The project has been two years in the making for Woods and McIlroy and the duo presented the idea to other anti-LIV pros last Tuesday as the movement against the Saudi-backed breakaway has gained momentum in recent weeks.
LIV Golf has already managed to lure away some of the PGA Tour’s biggest names, such as Dustin Johnson, Brooks Koepka and Bryson DeChambeau, with mega-money deals.
However, Woods and McIlroy have remained loyal to the PGA with the former reportedly rejecting an $800million offer to join the rebel series.
The project, along with their united stance against the rebel series, is said to have brought them closer together.
Woods and McIlroy arranged an informal meeting of players to discuss countering LIV Golf during last month’s J.P. McManus Pro-Am at Adare Manor in Ireland before the follow-up meeting this week.
Woods took off from Stuart, Florida Tuesday lunchtime with Rickie Fowler and two hours later had landed on the east coast, just a half an hour drive from Wilmington, Delaware, where the BMW Championship was played this week.
The meeting lasted 3.5 hours and was described as ‘good’ by one player, as reported by ESPN.
The idea was pitched to their peers as a long-term opportunity for players to build equity in the enterprise, which will have private funding in addition to corporate partnerships and sponsors.
The proposal was said to be received well by the 22 stars who attended the meeting and the plan, along with other suggestions discussed, have been passed onto Monahan.
The PGA Tour chief is believed to already be on board with the new events with the details on the format, potential participants, the experiential elements and the planned location of the events thought to be announced by Monahan at East Lake.
Monahan is scheduled to hold a press conference on Tuesday ahead of the Tour Championship but a PGA Tour spokesperson declined to comment on what he may discuss, according to Golfweek.

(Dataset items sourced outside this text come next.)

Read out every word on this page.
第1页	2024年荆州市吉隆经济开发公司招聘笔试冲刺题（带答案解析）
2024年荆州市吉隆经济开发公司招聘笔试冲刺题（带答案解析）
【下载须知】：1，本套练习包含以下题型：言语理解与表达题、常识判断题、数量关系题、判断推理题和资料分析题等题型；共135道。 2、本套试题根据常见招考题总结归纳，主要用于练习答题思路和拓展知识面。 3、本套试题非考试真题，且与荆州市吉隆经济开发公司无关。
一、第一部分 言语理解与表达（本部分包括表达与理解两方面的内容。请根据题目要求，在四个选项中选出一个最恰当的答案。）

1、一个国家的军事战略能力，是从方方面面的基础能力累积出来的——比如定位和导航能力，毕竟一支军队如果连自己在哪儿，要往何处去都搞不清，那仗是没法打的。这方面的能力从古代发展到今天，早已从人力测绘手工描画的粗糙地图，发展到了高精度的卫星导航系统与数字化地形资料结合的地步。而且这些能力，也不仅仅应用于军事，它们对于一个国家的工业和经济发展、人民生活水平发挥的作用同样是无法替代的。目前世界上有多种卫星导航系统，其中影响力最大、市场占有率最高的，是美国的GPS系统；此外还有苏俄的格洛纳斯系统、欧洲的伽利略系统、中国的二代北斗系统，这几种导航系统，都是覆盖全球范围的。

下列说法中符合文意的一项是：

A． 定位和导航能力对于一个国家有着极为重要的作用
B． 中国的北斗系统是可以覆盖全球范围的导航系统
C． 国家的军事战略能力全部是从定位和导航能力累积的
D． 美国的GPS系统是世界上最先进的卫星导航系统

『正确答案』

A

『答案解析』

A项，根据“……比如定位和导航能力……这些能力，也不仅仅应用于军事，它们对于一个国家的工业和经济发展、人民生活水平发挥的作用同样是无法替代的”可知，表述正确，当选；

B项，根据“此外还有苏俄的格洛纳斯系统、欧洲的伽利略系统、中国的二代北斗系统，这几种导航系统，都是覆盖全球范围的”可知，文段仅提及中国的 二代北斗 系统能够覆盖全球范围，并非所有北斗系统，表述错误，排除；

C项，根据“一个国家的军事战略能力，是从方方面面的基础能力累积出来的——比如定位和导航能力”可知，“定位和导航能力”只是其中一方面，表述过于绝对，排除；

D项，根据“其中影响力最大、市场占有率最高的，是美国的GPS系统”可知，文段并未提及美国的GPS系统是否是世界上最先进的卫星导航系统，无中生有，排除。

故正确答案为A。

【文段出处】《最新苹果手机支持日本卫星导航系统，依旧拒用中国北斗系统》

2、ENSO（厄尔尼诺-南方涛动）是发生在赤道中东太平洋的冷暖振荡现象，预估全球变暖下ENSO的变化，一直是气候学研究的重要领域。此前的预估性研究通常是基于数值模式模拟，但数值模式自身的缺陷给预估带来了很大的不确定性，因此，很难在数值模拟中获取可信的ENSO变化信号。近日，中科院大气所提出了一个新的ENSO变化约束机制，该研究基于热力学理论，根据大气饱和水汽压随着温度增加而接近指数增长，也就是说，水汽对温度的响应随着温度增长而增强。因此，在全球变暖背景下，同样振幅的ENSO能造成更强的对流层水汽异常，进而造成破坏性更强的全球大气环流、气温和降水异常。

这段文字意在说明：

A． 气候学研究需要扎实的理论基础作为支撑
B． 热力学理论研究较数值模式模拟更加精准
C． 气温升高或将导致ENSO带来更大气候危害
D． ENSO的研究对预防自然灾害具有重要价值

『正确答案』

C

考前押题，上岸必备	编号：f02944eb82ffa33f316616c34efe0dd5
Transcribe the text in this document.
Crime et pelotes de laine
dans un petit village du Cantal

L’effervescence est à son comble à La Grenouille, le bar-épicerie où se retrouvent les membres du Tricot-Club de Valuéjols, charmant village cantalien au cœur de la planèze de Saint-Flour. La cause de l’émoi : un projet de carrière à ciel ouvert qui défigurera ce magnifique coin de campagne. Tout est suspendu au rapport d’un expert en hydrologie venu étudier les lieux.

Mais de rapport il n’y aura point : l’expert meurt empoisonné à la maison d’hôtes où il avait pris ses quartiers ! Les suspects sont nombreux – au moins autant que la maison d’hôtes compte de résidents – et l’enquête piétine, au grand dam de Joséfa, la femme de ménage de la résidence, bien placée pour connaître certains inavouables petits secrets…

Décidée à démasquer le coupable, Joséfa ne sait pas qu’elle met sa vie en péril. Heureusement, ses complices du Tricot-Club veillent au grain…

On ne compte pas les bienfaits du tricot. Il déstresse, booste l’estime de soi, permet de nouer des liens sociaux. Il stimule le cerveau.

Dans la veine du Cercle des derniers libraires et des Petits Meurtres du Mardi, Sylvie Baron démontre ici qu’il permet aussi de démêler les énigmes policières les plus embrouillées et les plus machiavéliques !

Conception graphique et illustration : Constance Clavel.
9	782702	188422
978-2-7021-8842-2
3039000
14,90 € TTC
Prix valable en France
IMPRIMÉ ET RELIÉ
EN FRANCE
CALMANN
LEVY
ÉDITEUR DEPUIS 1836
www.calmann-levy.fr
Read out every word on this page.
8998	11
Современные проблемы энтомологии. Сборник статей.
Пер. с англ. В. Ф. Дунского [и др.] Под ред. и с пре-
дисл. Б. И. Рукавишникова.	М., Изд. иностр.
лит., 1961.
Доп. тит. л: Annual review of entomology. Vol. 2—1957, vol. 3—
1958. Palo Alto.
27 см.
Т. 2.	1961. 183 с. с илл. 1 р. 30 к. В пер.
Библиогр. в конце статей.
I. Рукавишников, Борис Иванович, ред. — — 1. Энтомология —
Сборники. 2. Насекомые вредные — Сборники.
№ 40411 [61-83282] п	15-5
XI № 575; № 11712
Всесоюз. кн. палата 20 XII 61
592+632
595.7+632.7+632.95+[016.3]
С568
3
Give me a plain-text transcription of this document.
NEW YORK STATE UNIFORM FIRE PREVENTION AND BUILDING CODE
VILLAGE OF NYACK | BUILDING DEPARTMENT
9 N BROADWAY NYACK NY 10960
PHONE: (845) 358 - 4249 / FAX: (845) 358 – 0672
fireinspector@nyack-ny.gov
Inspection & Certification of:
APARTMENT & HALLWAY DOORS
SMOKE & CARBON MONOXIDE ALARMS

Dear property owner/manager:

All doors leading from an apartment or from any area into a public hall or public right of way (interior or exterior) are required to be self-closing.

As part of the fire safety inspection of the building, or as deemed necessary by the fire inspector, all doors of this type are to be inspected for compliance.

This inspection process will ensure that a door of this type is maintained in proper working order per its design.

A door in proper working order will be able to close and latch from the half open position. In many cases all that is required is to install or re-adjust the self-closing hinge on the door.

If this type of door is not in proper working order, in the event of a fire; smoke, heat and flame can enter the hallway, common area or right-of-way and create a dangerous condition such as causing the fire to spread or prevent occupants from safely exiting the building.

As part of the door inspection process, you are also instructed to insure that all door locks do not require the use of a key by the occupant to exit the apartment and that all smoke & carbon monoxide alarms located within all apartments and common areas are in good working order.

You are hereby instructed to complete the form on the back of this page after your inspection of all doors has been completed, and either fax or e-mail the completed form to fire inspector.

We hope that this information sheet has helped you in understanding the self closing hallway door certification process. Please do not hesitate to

Following, Tuesday’s meeting McIlroy hailed Woods as the ‘alpha’ of the group, revealing the 46-year-old made himself heard with a hands-on approach to finding ‘actionable steps’ to secure the Tour’s future.
‘We’re all great players but we’re not Tiger Woods,’ the Northern Irishman said on Wednesday. ‘He is the hero that we’ve all looked up to and his voice carries further than anyone else’s in the game of golf. His role is navigating us to a place where we all think we should be.
‘I think it’s pretty apparent that whenever we all get in the room there’s an alpha in there and it’s not me. He cares a lot.’
McIlroy and his colleagues have kept tight-lipped about what was agreed in the meeting but it is understood the Tour’s top players agreed on trying to find ways to face each other more often – while avoiding LIV Golf rivals outside of majors.
Xander Schauffele, ranked sixth in the world, said there was ‘new’ and ‘fresh’ ideas raised at the meeting.
And Woods was at the center of the bid for unity among those who have not defected to LIV Golf.
Of Woods’ contribution, McIlroy added: ‘It shows how much he cares about the tour, it shows how much he cares about the players that are coming through and are going to be the next generation.
‘He’s carried the tour for a long, long time. Players that were his contemporaries, we’ve all benefited from that.’